One office cut down on missed appointments by putting its problem patients on probation.
Fam Pract Manag. 2005 Feb;12(2):65-66.
Doctors everywhere struggle with patients who frequently miss appointments. This is a major problem for medical practices in urban areas, especially those catering primarily to underserved communities. At our academic practice in Milwaukee, habitual no-shows finally reached a point where we had to take action. The creative scheduling solution we came up with can easily be re-created in other offices.
Frustration for all
The average rate of no-shows nationally in 2000 was 5.5 percent, according to the Medical Group Management Association. Sixty-three percent of groups tracked missed appointments and cancellations, but only 46 percent had policies addressing this problem.
As these offices try to maintain productivity and financial stability, they often resort to double booking patients. The staff then struggles to balance patient flow and flaring tempers. The physician has two patients every 15 minutes. Patients who arrive on time are treated like an imposition. And everyone's praying that someone will not show. The potential for staff frustration and patient dissatisfaction is enormous.
At the same time, most physicians in underserved communities want to accommodate patient needs. Most clinics also understand that the decision to discharge patients could limit their access to health care. Therefore, termination is usually reserved for the most egregious patient behaviors.
Some practices have adopted “first-come, first-served” models, which lead to long waits. Others are incorporating advanced access models. Although these have worked well for some offices, they are not a solution for many of our problem patients who require advanced notice for scheduling and must arrange for transportation at least 24 hours ahead.
How to break the habit
Between 2000 and 2002, the average no-show rate for our academic practice was 30 percent. We intuitively believed that a disproportionate number of missed appointments were being caused by a small group of patients. In 2002, our practice had 12,100 arrived visits and 4,438 no-shows. No-shows were defined as intended appointments that were not canceled or rescheduled at least two hours before the designated time. Each no-show patient had between one and 18 missed appointments. This accounted for more than 1,300 clinic hours. These no-show visits were caused by 2,138 people. Fifty-three percent (1,128) of the patients who no-showed did so only once.
As theorized, a habitual no-show population existed. We defined this group as those who missed four or more visits in 2002. Twelve percent (254) of the no-show patients had saddled us with 35 percent (1,536) of the no-show visits.
A visceral response would have been to terminate this group. But once we identified the 254 people, we realized that most were well-known to the physicians. Almost all of our chronic no-shows in turn had chronic conditions that required close monitoring. Because our clinic is located in a health professional shortage area, termination would have put these people's health at risk. The habitual no-show patients had an average of 7.3 arrived visits compared with the overall clinic average of 2.3 visits. They constituted 7 percent of patients but generated 15 percent of the arrived visits.
In order to prevent mass terminations, we developed an innovative scheduling alternative. We added a new doctor – first name “Virtual,” last name “Physician” – into our scheduling database. When our habitual no-shows scheduled an appointment, we place them on Dr. Virtual Physician's (or Dr. VP, as we have come to call it) wide-open calendar. The primary care physician's schedule is not affected by the chronic no-show's appointment. If the no-show patient does appear for the appointment, they are placed in the queue behind the on-time patient.
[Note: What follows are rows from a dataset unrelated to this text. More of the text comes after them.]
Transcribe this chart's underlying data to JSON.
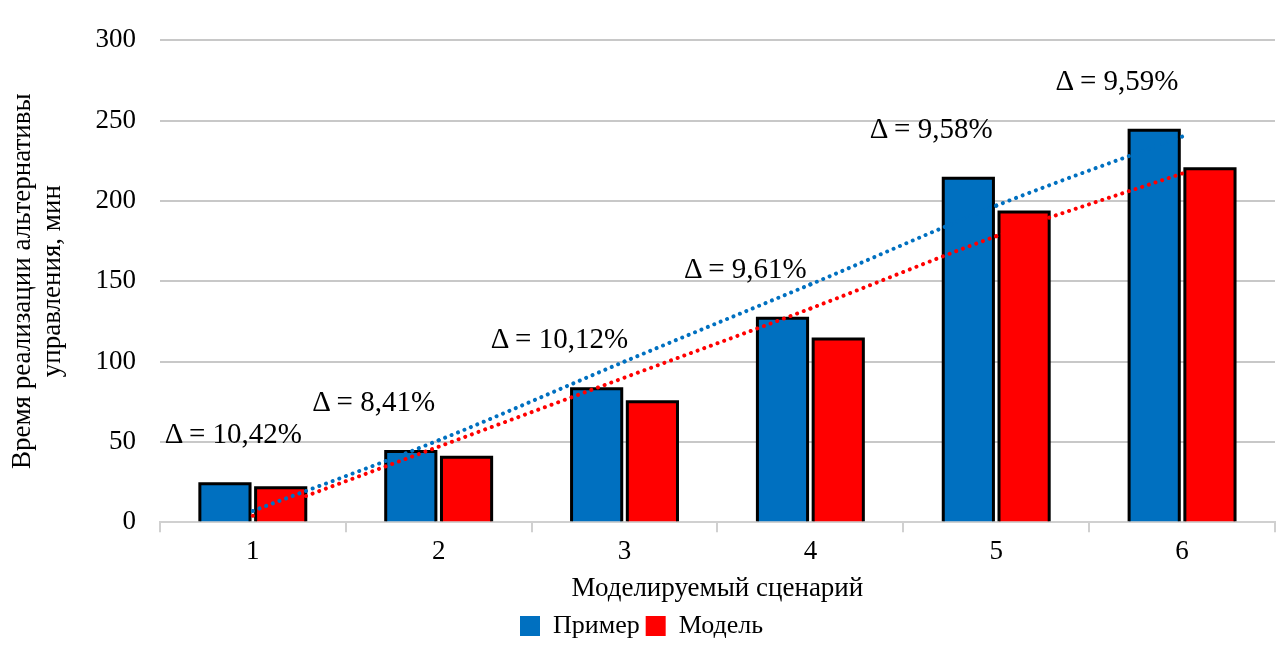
{
  "chart_data": {
    "type": "bar",
    "xlabel": "Моделируемый сценарий",
    "ylabel": "Время реализации альтернативы\nуправления, мин",
    "categories": [
      "1",
      "2",
      "3",
      "4",
      "5",
      "6"
    ],
    "series": [
      {
        "name": "Пример",
        "color": "#0070c0",
        "values": [
          24,
          44,
          83,
          127,
          214,
          244
        ]
      },
      {
        "name": "Модель",
        "color": "#ff0000",
        "values": [
          21.5,
          40.5,
          75,
          114,
          193,
          220
        ]
      },
      {
        "type": "line",
        "color": "#0070c0",
        "line_style": "dotted",
        "values": [
          7,
          51,
          100,
          148,
          197,
          240
        ]
      },
      {
        "type": "line",
        "color": "#ff0000",
        "line_style": "dotted",
        "values": [
          4,
          47,
          90,
          133,
          178,
          217
        ]
      }
    ],
    "ylim": [
      0,
      300
    ],
    "yticks": [
      0,
      50,
      100,
      150,
      200,
      250,
      300
    ],
    "grid": "y",
    "legend": "bottom",
    "annotations": [
      "Δ = 10,42%",
      "Δ = 8,41%",
      "Δ = 10,12%",
      "Δ = 9,61%",
      "Δ = 9,58%",
      "Δ = 9,59%"
    ]
  }
}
We contacted our habitual no-show patients, both with letters and by phone, to explain that they were on a six-month alternative scheduling probation. They were told that if they were able to make their appointments, they would return to the regular schedule. If not, they could be terminated from our practice. Most, fully aware of how many appointments they had missed, were understanding of the new arrangement.
Now showing: no-shows
During this probationary period, patients can only see their primary care physician. Exceptions are made for acute care needs. When an appointment is made, it is with the understanding that the patient will have to wait until the regularly scheduled patient has been seen. This reinforces that prompt arrivals will be seen in a timely manner. If and when Dr. VP's patients show up, they are simply rescheduled immediately with their regular primary care physician. This allows for continuity of care and assures that colleagues won't have to handle their partners' add-ons. Usually the primary care physicians do not mind seeing their habitual no-show patients because they know them well and agree that termination would not be in the patient's best interest. In our office, the likelihood that a habitual no-show patient will actually arrive is only 46 percent, averaging only 3.6 additional patients per day.
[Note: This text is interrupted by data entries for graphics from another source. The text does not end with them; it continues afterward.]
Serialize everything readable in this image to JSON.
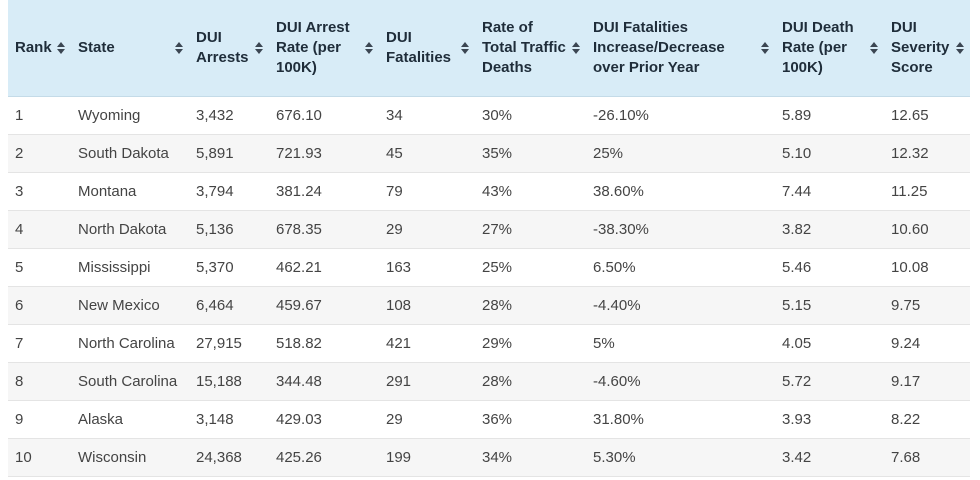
{
  "table": {
    "columns": [
      {
        "key": "rank",
        "label": "Rank"
      },
      {
        "key": "state",
        "label": "State"
      },
      {
        "key": "arrests",
        "label": "DUI Arrests"
      },
      {
        "key": "arrest_rate",
        "label": "DUI Arrest Rate (per 100K)"
      },
      {
        "key": "fatalities",
        "label": "DUI Fatalities"
      },
      {
        "key": "rate_total",
        "label": "Rate of Total Traffic Deaths"
      },
      {
        "key": "change",
        "label": "DUI Fatalities Increase/Decrease over Prior Year"
      },
      {
        "key": "death_rate",
        "label": "DUI Death Rate (per 100K)"
      },
      {
        "key": "severity",
        "label": "DUI Severity Score"
      }
    ],
    "rows": [
      [
        "1",
        "Wyoming",
        "3,432",
        "676.10",
        "34",
        "30%",
        "-26.10%",
        "5.89",
        "12.65"
      ],
      [
        "2",
        "South Dakota",
        "5,891",
        "721.93",
        "45",
        "35%",
        "25%",
        "5.10",
        "12.32"
      ],
      [
        "3",
        "Montana",
        "3,794",
        "381.24",
        "79",
        "43%",
        "38.60%",
        "7.44",
        "11.25"
      ],
      [
        "4",
        "North Dakota",
        "5,136",
        "678.35",
        "29",
        "27%",
        "-38.30%",
        "3.82",
        "10.60"
      ],
      [
        "5",
        "Mississippi",
        "5,370",
        "462.21",
        "163",
        "25%",
        "6.50%",
        "5.46",
        "10.08"
      ],
      [
        "6",
        "New Mexico",
        "6,464",
        "459.67",
        "108",
        "28%",
        "-4.40%",
        "5.15",
        "9.75"
      ],
      [
        "7",
        "North Carolina",
        "27,915",
        "518.82",
        "421",
        "29%",
        "5%",
        "4.05",
        "9.24"
      ],
      [
        "8",
        "South Carolina",
        "15,188",
        "344.48",
        "291",
        "28%",
        "-4.60%",
        "5.72",
        "9.17"
      ],
      [
        "9",
        "Alaska",
        "3,148",
        "429.03",
        "29",
        "36%",
        "31.80%",
        "3.93",
        "8.22"
      ],
      [
        "10",
        "Wisconsin",
        "24,368",
        "425.26",
        "199",
        "34%",
        "5.30%",
        "3.42",
        "7.68"
      ]
    ]
  }
}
Our virtual physician increases scheduling capacity by double-booking the system – not the individual. It removes habitual no-shows from the physician schedules, reducing wasted time slots. It increases provider productivity by supplying appointment slots for patients who are more likely to arrive. It shortens the time between appointment request and schedule availability. This also helps decrease the no-show rate by allowing patients with urgent needs to be seen today.
Dr. VP has decreased our no-show rate by 20 percent and contributed to a 30 percent increase in visits among faculty physicians. This increased productivity has allowed our residency practice to continue its mission of helping our underserved urban community. Our alternative scheduling system has benefited patients and physicians alike. Virtual physicians can be an inexpensive option toward managing the habitual no-show patients in your medical practice, too.